Most of the time, people use an input script with tleap
, which is evoked like:
tleap -f tleap.in
The tleap.in
file for used here looks like:
source leaprc.gaff
source leaprc.protein.ff14SB
addAtomTypes { { "ZN" "Zn" "sp3" } { "N5" "N" "sp3" } { "N6" "N" "sp3" } { "N7" "N" "sp3" } }
source leaprc.water.tip3p
loadamberprep ZAFF.prep
loadamberparams ZAFF.frcmod
CO2 = loadmol2 CO2.mol2
c = loadpdb 5Y2S_ph7_mp_ZAFF.pdb
bond c.261.ZN c.94.NE2 ## HID NE2
bond c.261.ZN c.96.NE2 ## HID NE2
bond c.261.ZN c.119.ND2 ## HIE ND2
bond c.261.ZN c.318.O ## WAT O
savepdb c 5Y2S_vac.pdb
saveamberparm c 5Y2S_vac.prmtop 5Y2S_vac.inpcrd
addions c CL 0.0
solvatebox c TIP3PBOX 12.0
savepdb c 5Y2S_wat.pdb
saveamberparm c 5Y2S_wat.prmtop 5Y2S_wat_init0.rst
quit
First, the relevant force field information is sourced, and any new atom types
are defined.
Next, the information for ZAFF and CO2 are loaded in.
The CO2 =
part corresponds to the 3-letter code that is in the PDB for that
residue.
Next, the protein is loaded in using a variable name, c
.
Any variable name is fine, but if you update it, it’d need to be updated in
all of the remaining lines.
The bond
lines generates a bond between the zinc and each of the atoms it
is coordinated to, which is an aspect of the ZAFF model.
The save
lines save structures in various states.
There’s a first save before the ions and water are added, known as a “dry” or
“vacuum” structure.
Then, those ions (where 0.0
says to neutralize the charge) and waters are
added (where 12.0
specifies that water should extend 12.0 angstroms from the
protein’s surface).
These additions are saved in a “wet” or “solvated” structure.

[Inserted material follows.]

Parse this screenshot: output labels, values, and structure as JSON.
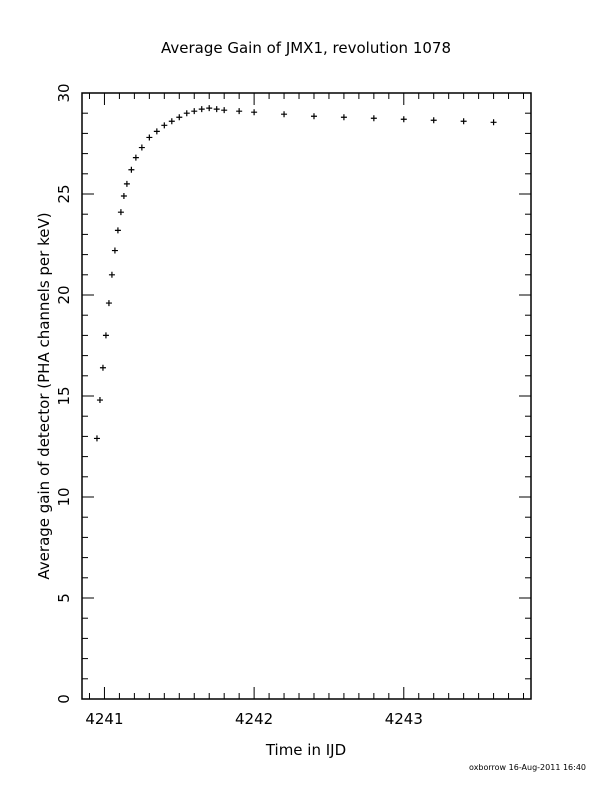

LEaP does accept comments in these files, using #
.
If you run this script on the provided files, it should work. However, if you were doing this on your own, you would likely encounter this error:
WARNING: The unperturbed charge of the unit: 0.998000 is not zero.
FATAL: Atom .R<NHIE 4>.A<HD1 20> does not have a type.

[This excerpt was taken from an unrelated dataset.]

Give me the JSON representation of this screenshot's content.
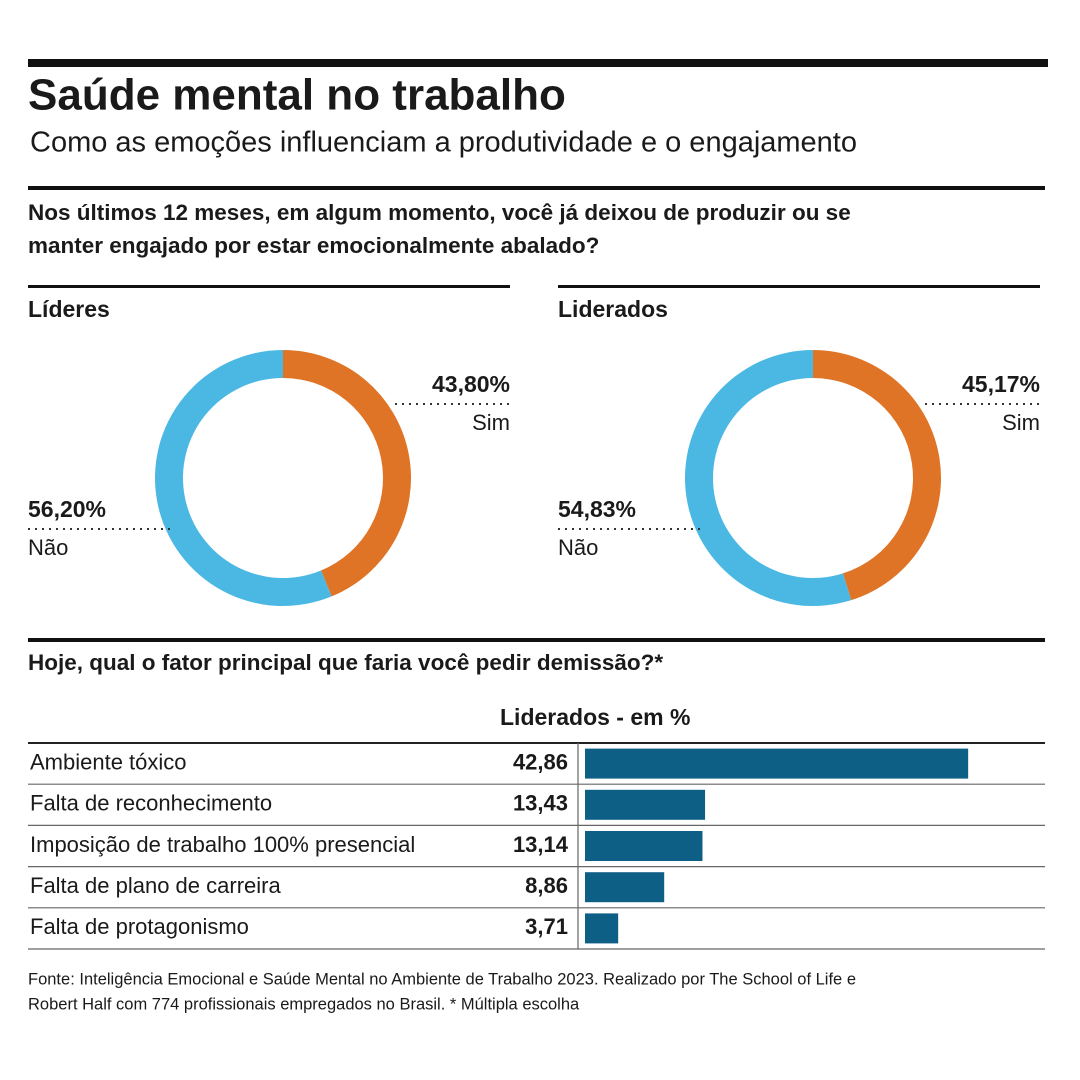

Failed to generate parameters
Parameter file was not saved.
Quit
The way to solve this error is to delete the HD1
hydrogen of the very first
residue, HIE 4, so that it can be rebuilt.
This is an error that can sometimes occur with first and last protein residues.

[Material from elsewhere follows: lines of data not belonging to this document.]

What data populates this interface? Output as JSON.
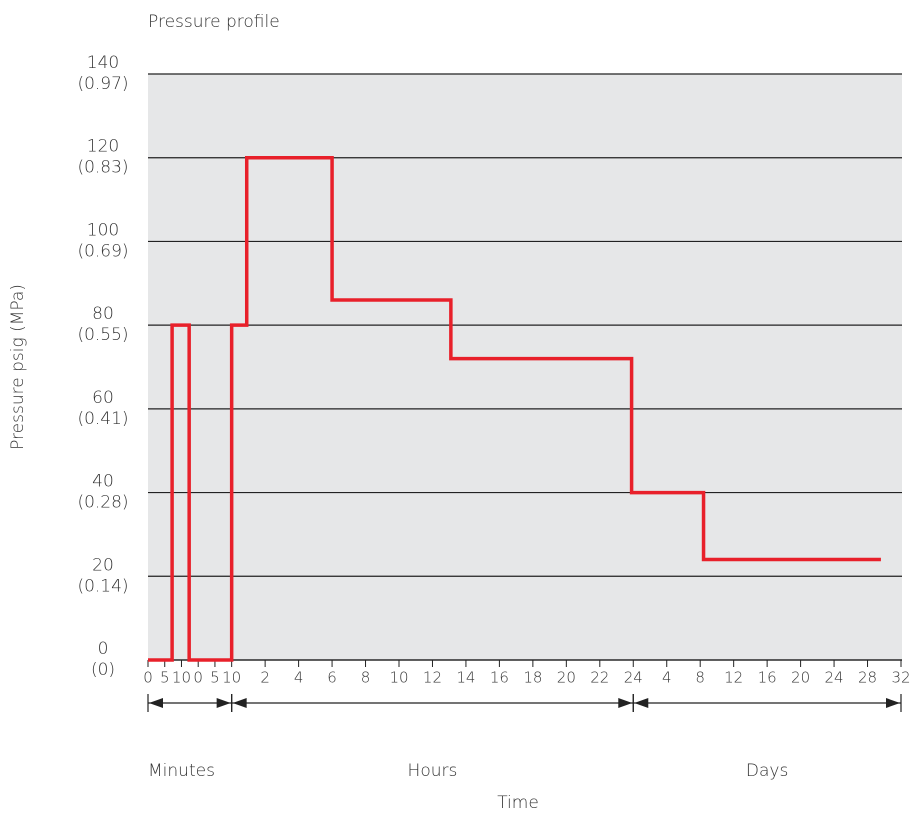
{
  "chart_data": {
    "type": "line",
    "title": "Pressure profile",
    "xlabel": "Time",
    "ylabel": "Pressure psig (MPa)",
    "x": [
      0,
      0.72,
      0.72,
      1.23,
      1.23,
      2.5,
      2.5,
      2.95,
      2.95,
      5.5,
      5.5,
      9.05,
      9.05,
      14.45,
      14.45,
      16.6,
      16.6,
      21.9
    ],
    "series": [
      {
        "color": "#e8202a",
        "values": [
          0,
          0,
          80,
          80,
          0,
          0,
          80,
          80,
          120,
          120,
          86,
          86,
          72,
          72,
          40,
          40,
          24,
          24
        ]
      }
    ],
    "xlim": [
      0,
      22.5
    ],
    "xticks": [
      {
        "value": 0,
        "label": "0"
      },
      {
        "value": 0.5,
        "label": "5"
      },
      {
        "value": 1,
        "label": "10"
      },
      {
        "value": 1.5,
        "label": "0"
      },
      {
        "value": 2,
        "label": "5"
      },
      {
        "value": 2.5,
        "label": "10"
      },
      {
        "value": 3.5,
        "label": "2"
      },
      {
        "value": 4.5,
        "label": "4"
      },
      {
        "value": 5.5,
        "label": "6"
      },
      {
        "value": 6.5,
        "label": "8"
      },
      {
        "value": 7.5,
        "label": "10"
      },
      {
        "value": 8.5,
        "label": "12"
      },
      {
        "value": 9.5,
        "label": "14"
      },
      {
        "value": 10.5,
        "label": "16"
      },
      {
        "value": 11.5,
        "label": "18"
      },
      {
        "value": 12.5,
        "label": "20"
      },
      {
        "value": 13.5,
        "label": "22"
      },
      {
        "value": 14.5,
        "label": "24"
      },
      {
        "value": 15.5,
        "label": "4"
      },
      {
        "value": 16.5,
        "label": "8"
      },
      {
        "value": 17.5,
        "label": "12"
      },
      {
        "value": 18.5,
        "label": "16"
      },
      {
        "value": 19.5,
        "label": "20"
      },
      {
        "value": 20.5,
        "label": "24"
      },
      {
        "value": 21.5,
        "label": "28"
      },
      {
        "value": 22.5,
        "label": "32"
      }
    ],
    "ylim": [
      0,
      140
    ],
    "yticks": [
      0,
      20,
      40,
      60,
      80,
      100,
      120,
      140
    ],
    "ytick_sublabels": [
      "(0)",
      "(0.14)",
      "(0.28)",
      "(0.41)",
      "(0.55)",
      "(0.69)",
      "(0.83)",
      "(0.97)"
    ],
    "segments": [
      {
        "label": "Minutes",
        "range": [
          0,
          2.5
        ]
      },
      {
        "label": "Hours",
        "range": [
          2.5,
          14.5
        ]
      },
      {
        "label": "Days",
        "range": [
          14.5,
          22.5
        ]
      }
    ],
    "grid": true
  }
}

Testimonial from a Grad Student: Read the Error Messages
97.9% of my problems would be solved if I just read the error messages. Often, they tell you exactly what you need to do to fix it. If they don’t, I strongly recommend Google. Google is your best friend. Well, maybe not your best friend. I don’t even know you. I guess what I’m saying is that you’re probably not the first person to have an error of a specific type, which is why someone programmed an error message. Between the message, the internet, and the source code, there’s a lot of “clues” out there as to what’s going wrong.
Key Points
PROPKA is one way to calculate protonation states.
MolProbity can be used to check a structure for clashes, and make relevant ring flips.
Non-standard residues must have relevant hydrogens before parametrization.
For the final structure, LEAP will add hydrogens (and other missing sidechain atoms) based on residue definitions.